Concorso per il grande bene

   Nella politica estera cinese, il cambiamento climatico non ha la stessa importanza ambientale e morale che ha per molti politici americani. L’obiettivo fondamentale di Pechino resta la promozione del governo, dell’immagine e dell’influenza del PCC. Può promuovere questo obiettivo partecipando all’economia verde globale: vendita di veicoli elettrici e batterie, minerali delle terre rare e componenti di turbine eoliche. Oppure può utilizzare i negoziati sul clima per chiedere che gli Stati Uniti e altri paesi soddisfino gli imperativi economici, politici e di sicurezza cinesi in cambio di promesse che probabilmente rimarranno non mantenute.

   Per forzare un cambiamento significativo, gli Stati Uniti devono costruire una coalizione per il clima per fare pressione sulla Cina e sui suoi esportatori. Tale azione potrebbe sostenere i riformatori in Cina consentendo loro di sostenere una decarbonizzazione più profonda e più rapida sulla base del fatto che aumenterebbe la competitività nazionale della Cina. La pressione creata da un regime di tassazione del carbonio tra le democrazie industrializzate aiuterebbe a rafforzare i sostenitori della transizione energetica interna della Cina contro gli oppositori che cercano di mantenere le fonti energetiche del paese radicate negli imperativi locali a breve termine che promuovono la continua dipendenza dal carbone.

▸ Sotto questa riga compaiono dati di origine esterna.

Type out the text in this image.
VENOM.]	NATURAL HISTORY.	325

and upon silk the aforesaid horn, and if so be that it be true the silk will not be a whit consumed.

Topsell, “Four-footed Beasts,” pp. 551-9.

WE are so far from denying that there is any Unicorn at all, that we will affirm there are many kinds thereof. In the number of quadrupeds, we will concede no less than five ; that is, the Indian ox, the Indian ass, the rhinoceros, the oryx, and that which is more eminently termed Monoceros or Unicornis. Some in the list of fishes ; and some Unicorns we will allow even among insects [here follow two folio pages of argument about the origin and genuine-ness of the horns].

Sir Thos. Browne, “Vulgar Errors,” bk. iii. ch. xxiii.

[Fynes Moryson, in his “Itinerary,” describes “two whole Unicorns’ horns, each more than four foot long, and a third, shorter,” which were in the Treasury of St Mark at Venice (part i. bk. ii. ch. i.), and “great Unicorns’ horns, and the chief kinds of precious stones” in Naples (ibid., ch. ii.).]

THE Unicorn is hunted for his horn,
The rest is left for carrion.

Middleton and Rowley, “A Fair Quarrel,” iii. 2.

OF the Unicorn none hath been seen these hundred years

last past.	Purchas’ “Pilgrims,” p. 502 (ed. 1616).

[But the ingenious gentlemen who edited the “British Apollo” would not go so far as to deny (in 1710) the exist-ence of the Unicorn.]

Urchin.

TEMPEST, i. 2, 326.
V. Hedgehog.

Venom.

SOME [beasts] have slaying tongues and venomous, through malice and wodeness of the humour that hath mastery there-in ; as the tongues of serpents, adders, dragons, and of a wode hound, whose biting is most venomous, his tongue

   La competizione climatica consentirà agli Stati Uniti di vincere due volte, contrastando sia la coercizione cinese che il danno ecologico potenzialmente irreversibile. Negoziare in modo proattivo con la Cina non può frenare il cambiamento climatico; Pechino imporrebbe costi inaccettabili pur non riuscendo a mantenere la sua conclusione di qualsiasi affare. Solo una coalizione per il clima unita ha il potenziale per portare la Cina al tavolo per negoziati produttivi, piuttosto che per quelli estrattivi che attualmente persegue. E solo il risultato finale – non le esortazioni morali – convincerà la Cina a rimettersi in sesto e a ridurre seriamente le proprie emissioni.